生成式人工智能的数据提取：从系统审查数据库中使用人工提取的数据评估准确性的决定因素。

心理科学需要可靠的测量方法。在系统的文献综述中，可靠性取决于数据提取过程中研究者的高度一致性。然而，提取过程一直很耗时。在生成式人工智能（genAI），特别是大型语言模型（llm）能够准确地从医学研究中提取变量之前，利用技术加速这一进程的努力取得了有限的成功。尽管如此，对于心理学研究人员来说，考虑到测试变量的范围、医学背景和准确性的可变性，如何利用基因人工智能进行数据提取仍不清楚。通过比较《心理学公报》上发表的22个系统综述数据库中基因人工提取和人工提取的数据，我们系统地评估了心理学各领域的提取准确性和错误模式。8个LLMs从2179项研究中提取了312329个数据点，涉及186个变量。对于20%的变量，LLM提取在所有指标上取得了不可接受的准确性。对于46%的变量，准确性对于某些指标是可以接受的，而对于其他指标则是不可接受的。llm在所有指标上达到可接受但不高的准确率为15%，在8%的变量上达到高但不优秀的准确率，在12%的变量上达到优秀的准确率。准确性在变量之间变化最大，在系统评价之间变化较小，在法学硕士之间变化最小。使用层次逻辑回归、层次线性模型和元分析的调节分析显示，描述研究背景的变量和调节变量的准确性高于效应大小计算的变量。此外，在具有更详细的变量描述的系统评价中，准确性更高，并且与模型大小呈正相关。我们讨论了研究如何使用基因人工智能来加速数据提取，同时确保有意义的人类控制的方向。（PsycInfo Database Record (c) 2025 APA，版权所有）。

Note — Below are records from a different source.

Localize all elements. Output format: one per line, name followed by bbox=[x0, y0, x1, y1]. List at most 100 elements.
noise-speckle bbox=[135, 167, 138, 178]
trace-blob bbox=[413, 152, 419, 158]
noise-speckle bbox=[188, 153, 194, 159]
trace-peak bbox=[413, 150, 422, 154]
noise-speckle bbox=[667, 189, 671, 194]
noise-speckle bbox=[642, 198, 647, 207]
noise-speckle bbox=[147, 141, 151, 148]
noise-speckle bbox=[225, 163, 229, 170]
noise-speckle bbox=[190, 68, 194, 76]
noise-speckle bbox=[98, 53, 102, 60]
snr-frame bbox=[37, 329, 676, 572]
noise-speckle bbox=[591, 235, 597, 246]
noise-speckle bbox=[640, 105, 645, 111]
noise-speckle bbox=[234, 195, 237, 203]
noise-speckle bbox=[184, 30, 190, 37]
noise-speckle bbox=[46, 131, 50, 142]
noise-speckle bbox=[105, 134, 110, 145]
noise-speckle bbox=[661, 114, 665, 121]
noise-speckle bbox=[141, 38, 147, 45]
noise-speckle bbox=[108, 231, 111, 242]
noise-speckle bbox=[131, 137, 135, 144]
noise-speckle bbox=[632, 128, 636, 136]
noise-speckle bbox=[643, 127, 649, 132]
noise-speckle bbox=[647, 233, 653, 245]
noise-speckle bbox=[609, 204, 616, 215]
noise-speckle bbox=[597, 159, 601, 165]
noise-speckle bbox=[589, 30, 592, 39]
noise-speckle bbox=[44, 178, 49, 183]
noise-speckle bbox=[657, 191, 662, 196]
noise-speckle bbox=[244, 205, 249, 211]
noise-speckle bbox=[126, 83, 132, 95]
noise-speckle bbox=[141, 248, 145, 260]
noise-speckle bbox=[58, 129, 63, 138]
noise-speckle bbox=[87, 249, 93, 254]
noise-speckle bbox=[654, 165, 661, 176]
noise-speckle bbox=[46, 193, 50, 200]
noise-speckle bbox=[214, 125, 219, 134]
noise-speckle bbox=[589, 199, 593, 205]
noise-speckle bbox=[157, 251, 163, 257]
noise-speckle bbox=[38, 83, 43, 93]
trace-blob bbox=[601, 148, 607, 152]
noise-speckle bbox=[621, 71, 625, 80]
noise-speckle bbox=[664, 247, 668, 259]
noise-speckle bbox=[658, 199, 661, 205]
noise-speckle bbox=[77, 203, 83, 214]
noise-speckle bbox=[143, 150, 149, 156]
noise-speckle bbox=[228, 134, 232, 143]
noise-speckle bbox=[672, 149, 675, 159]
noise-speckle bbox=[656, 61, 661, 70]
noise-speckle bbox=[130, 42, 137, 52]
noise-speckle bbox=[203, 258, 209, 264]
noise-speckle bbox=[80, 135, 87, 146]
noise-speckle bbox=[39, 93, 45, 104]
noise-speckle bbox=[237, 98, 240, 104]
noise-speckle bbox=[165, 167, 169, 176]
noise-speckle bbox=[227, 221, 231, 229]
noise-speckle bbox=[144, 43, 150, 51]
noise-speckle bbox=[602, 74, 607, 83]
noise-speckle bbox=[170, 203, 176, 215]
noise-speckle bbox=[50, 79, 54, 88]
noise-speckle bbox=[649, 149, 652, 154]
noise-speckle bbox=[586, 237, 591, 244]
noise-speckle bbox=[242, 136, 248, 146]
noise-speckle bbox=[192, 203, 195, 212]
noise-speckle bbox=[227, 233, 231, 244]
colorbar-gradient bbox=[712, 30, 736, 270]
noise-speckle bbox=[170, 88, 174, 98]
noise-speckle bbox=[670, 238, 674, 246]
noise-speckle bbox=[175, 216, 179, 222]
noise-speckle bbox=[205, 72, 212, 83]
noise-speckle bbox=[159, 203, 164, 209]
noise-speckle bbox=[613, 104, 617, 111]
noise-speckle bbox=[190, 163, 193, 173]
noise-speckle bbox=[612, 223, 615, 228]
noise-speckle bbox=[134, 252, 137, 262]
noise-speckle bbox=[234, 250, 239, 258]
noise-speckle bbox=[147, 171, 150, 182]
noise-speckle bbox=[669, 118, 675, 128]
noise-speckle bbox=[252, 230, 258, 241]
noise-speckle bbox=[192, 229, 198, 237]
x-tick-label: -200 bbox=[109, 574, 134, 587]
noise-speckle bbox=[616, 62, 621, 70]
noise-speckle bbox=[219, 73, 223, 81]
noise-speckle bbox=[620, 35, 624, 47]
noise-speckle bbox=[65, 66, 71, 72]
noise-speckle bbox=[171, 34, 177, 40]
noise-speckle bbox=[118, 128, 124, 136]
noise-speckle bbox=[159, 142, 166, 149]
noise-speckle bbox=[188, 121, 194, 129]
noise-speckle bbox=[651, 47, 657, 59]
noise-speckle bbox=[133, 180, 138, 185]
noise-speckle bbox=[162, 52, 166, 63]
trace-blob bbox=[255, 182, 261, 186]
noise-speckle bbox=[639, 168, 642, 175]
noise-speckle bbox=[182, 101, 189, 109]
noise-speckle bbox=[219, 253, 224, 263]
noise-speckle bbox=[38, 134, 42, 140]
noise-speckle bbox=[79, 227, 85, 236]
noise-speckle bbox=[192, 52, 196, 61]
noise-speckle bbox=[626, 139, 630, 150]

本文章由计算机程序翻译，如有差异，请以英文原文为准。

求助全文

约1分钟内获得全文求助全文

来源期刊

Psychological bulletin 医学-心理学

CiteScore

33.60

自引率

0.90%

发文量

期刊介绍： Psychological Bulletin publishes syntheses of research in scientific psychology. Research syntheses seek to summarize past research by drawing overall conclusions from many separate investigations that address related or identical hypotheses. A research synthesis typically presents the authors' assessments: -of the state of knowledge concerning the relations of interest; -of critical assessments of the strengths and weaknesses in past research; -of important issues that research has left unresolved, thereby directing future research so it can yield a maximum amount of new information.